Une variante génétique assez rare qui semble être liée à une sorte de « protection naturelle » contre la prise de poids a été découverte par une étude menée par des chercheurs du Regeneron Genetics Center et d’autres institutions, dont les Metabolic Research Laboratories de l’université de Cambridge.
Après une analyse génétique de 645 626 personnes originaires des États-Unis, du Mexique et du Royaume-Uni, les chercheurs ont, dans un premier temps, découvert 16 gènes présentant un lien avec les mutations de la masse corporelle. Quatre de ces gènes avaient déjà été associés dans des études antérieures à la prise de poids et à l’appétit.

Mutation du gène GPR75

Après une analyse plus approfondie, ils ont découvert que l’une de ces mutations, celle du gène GPR75, était liée à une plus grande protection contre l’augmentation de l’indice de masse corporelle. L’analyse des chercheurs a montré qu’environ une personne sur 2 500 était porteuse de cette mutation et que les personnes qui en étaient porteuses pesaient en moyenne 5,3 kg de moins.

Tests sur les souris

Les chercheurs ont ensuite effectué des tests en laboratoire avec des souris modifiant ce gène et imitant ainsi la même mutation présente chez l’homme. Ils ont découvert que les souris présentant cette mutation génétique, qui voit l’absence d’une copie du gène, permettaient aux souris de grossir 25 % de moins que les souris qui avaient au contraire les deux copies du gène et donc aucune mutation génétique. Chez les souris auxquelles il manquait les deux copies du gène, la prise de poids était même inférieure de 44 %.

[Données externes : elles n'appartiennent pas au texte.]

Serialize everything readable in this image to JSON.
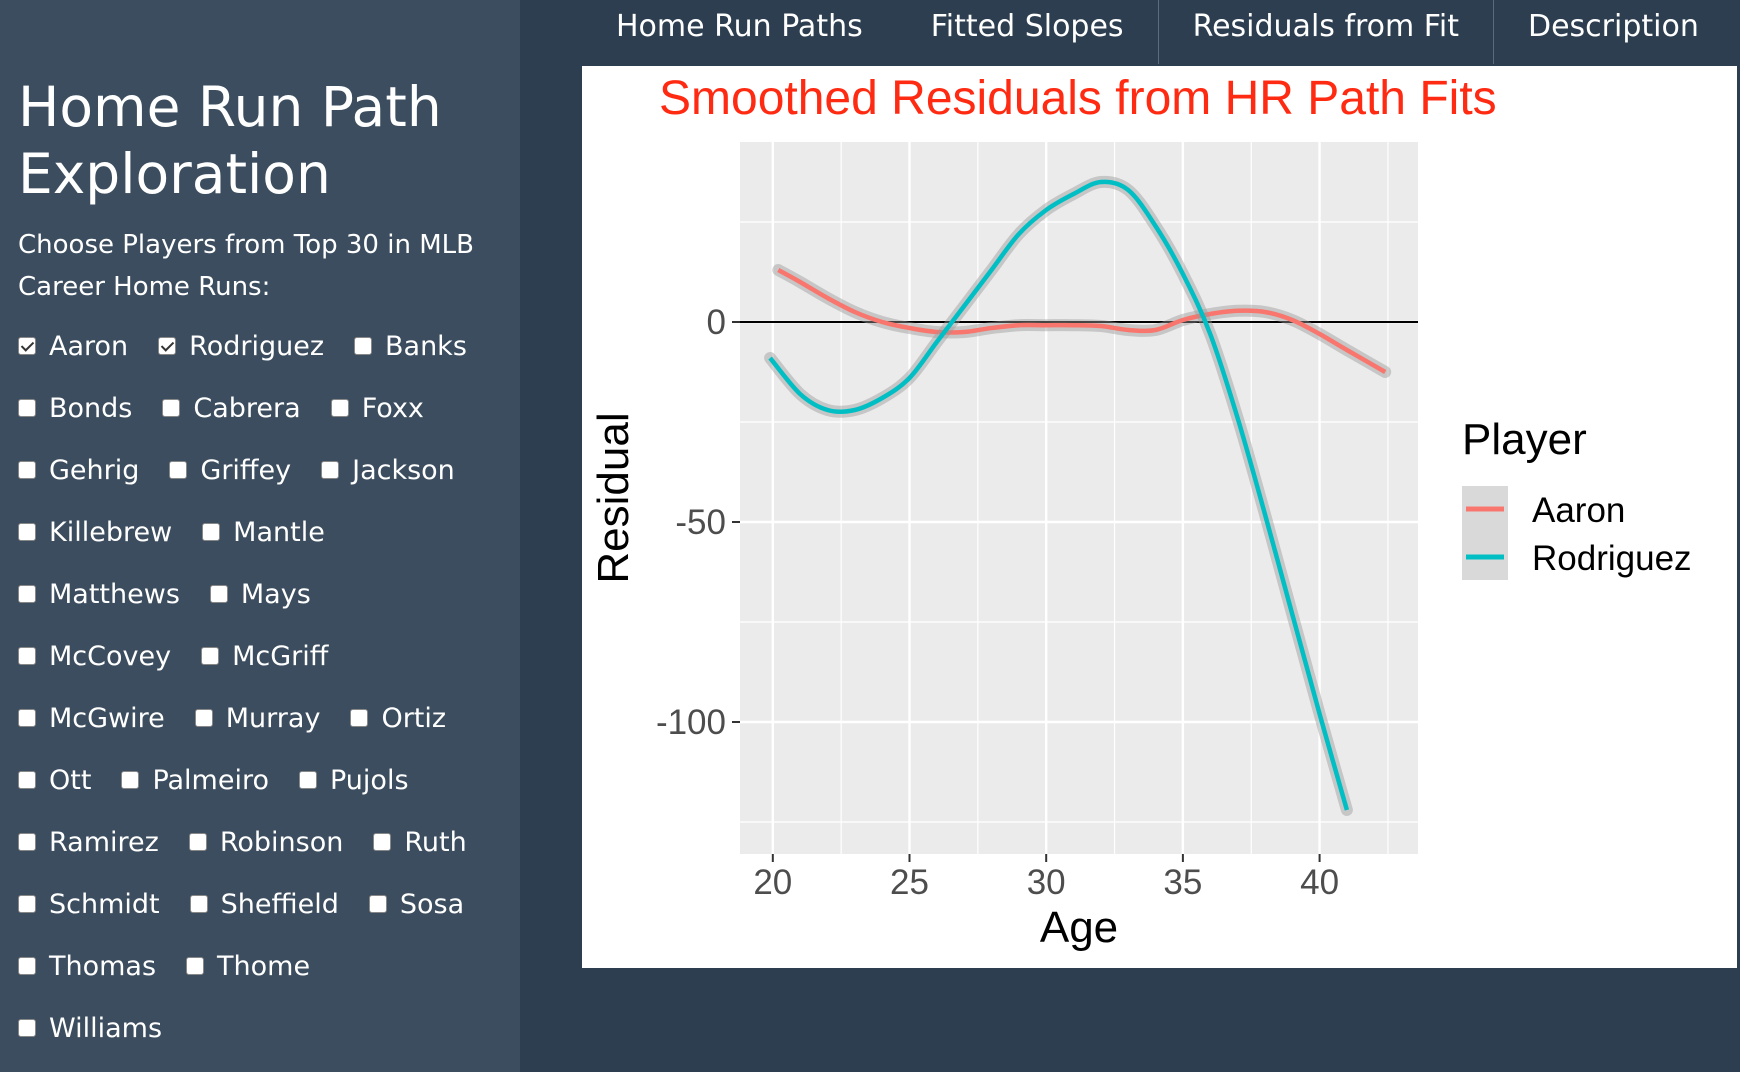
{
  "sidebar": {
    "title_line1": "Home Run Path",
    "title_line2": "Exploration",
    "prompt": "Choose Players from Top 30 in MLB Career Home Runs:",
    "players": [
      [
        {
          "label": "Aaron",
          "checked": true
        },
        {
          "label": "Rodriguez",
          "checked": true
        },
        {
          "label": "Banks",
          "checked": false
        }
      ],
      [
        {
          "label": "Bonds",
          "checked": false
        },
        {
          "label": "Cabrera",
          "checked": false
        },
        {
          "label": "Foxx",
          "checked": false
        }
      ],
      [
        {
          "label": "Gehrig",
          "checked": false
        },
        {
          "label": "Griffey",
          "checked": false
        },
        {
          "label": "Jackson",
          "checked": false
        }
      ],
      [
        {
          "label": "Killebrew",
          "checked": false
        },
        {
          "label": "Mantle",
          "checked": false
        }
      ],
      [
        {
          "label": "Matthews",
          "checked": false
        },
        {
          "label": "Mays",
          "checked": false
        }
      ],
      [
        {
          "label": "McCovey",
          "checked": false
        },
        {
          "label": "McGriff",
          "checked": false
        }
      ],
      [
        {
          "label": "McGwire",
          "checked": false
        },
        {
          "label": "Murray",
          "checked": false
        },
        {
          "label": "Ortiz",
          "checked": false
        }
      ],
      [
        {
          "label": "Ott",
          "checked": false
        },
        {
          "label": "Palmeiro",
          "checked": false
        },
        {
          "label": "Pujols",
          "checked": false
        }
      ],
      [
        {
          "label": "Ramirez",
          "checked": false
        },
        {
          "label": "Robinson",
          "checked": false
        },
        {
          "label": "Ruth",
          "checked": false
        }
      ],
      [
        {
          "label": "Schmidt",
          "checked": false
        },
        {
          "label": "Sheffield",
          "checked": false
        },
        {
          "label": "Sosa",
          "checked": false
        }
      ],
      [
        {
          "label": "Thomas",
          "checked": false
        },
        {
          "label": "Thome",
          "checked": false
        }
      ],
      [
        {
          "label": "Williams",
          "checked": false
        }
      ]
    ]
  },
  "tabs": [
    {
      "label": "Home Run Paths"
    },
    {
      "label": "Fitted Slopes"
    },
    {
      "label": "Residuals from Fit"
    },
    {
      "label": "Description"
    }
  ],
  "colors": {
    "title": "#ff2a12",
    "aaron": "#f8766d",
    "rodriguez": "#00bfc4",
    "panel_bg": "#ebebeb",
    "zero_line": "#000000"
  },
  "chart_data": {
    "type": "line",
    "title": "Smoothed Residuals from HR Path Fits",
    "xlabel": "Age",
    "ylabel": "Residual",
    "xlim": [
      18.8,
      43.6
    ],
    "ylim": [
      -133,
      45
    ],
    "x_ticks": [
      20,
      25,
      30,
      35,
      40
    ],
    "y_ticks": [
      0,
      -50,
      -100
    ],
    "reference_line_y": 0,
    "legend_title": "Player",
    "legend_position": "right",
    "grid": true,
    "series": [
      {
        "name": "Aaron",
        "color": "#f8766d",
        "x": [
          20.2,
          21,
          22,
          23,
          24,
          25,
          26,
          27,
          28,
          29,
          30,
          31,
          32,
          33,
          34,
          35,
          36,
          37,
          38,
          39,
          40,
          41,
          42.4
        ],
        "y": [
          13,
          10,
          6,
          2.5,
          0,
          -1.5,
          -2.5,
          -2.5,
          -1.5,
          -0.8,
          -0.8,
          -0.8,
          -1,
          -2,
          -2,
          0.5,
          2,
          2.8,
          2.5,
          0.5,
          -3,
          -7,
          -12.5
        ]
      },
      {
        "name": "Rodriguez",
        "color": "#00bfc4",
        "x": [
          19.9,
          21,
          22,
          23,
          24,
          25,
          26,
          27,
          28,
          29,
          30,
          31,
          32,
          33,
          34,
          35,
          36,
          37,
          38,
          39,
          40,
          41
        ],
        "y": [
          -9,
          -18,
          -22,
          -22,
          -19,
          -14,
          -5,
          4,
          13,
          22,
          28,
          32,
          35,
          33,
          24,
          12,
          -3,
          -24,
          -48,
          -73,
          -98,
          -122
        ]
      }
    ]
  }
}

Le gène GPR75 fortement impliqué dans l’équilibre énergétique

Selon les auteurs, ces résultats montrent que le gène GPR75 semble être fortement impliqué dans le contrôle de l’équilibre énergétique par notre corps et que son inhibition entraîne une perte de poids efficace.
Il s’agit de résultats obtenus dans une phase préliminaire et il est donc impossible pour le moment de comprendre comment ces découvertes pourraient être appliquées dans le domaine médical ou thérapeutique mais il est possible de penser, à l’avenir, que ces mêmes informations pourraient être utilisées pour développer de nouvelles thérapies pour l’homme.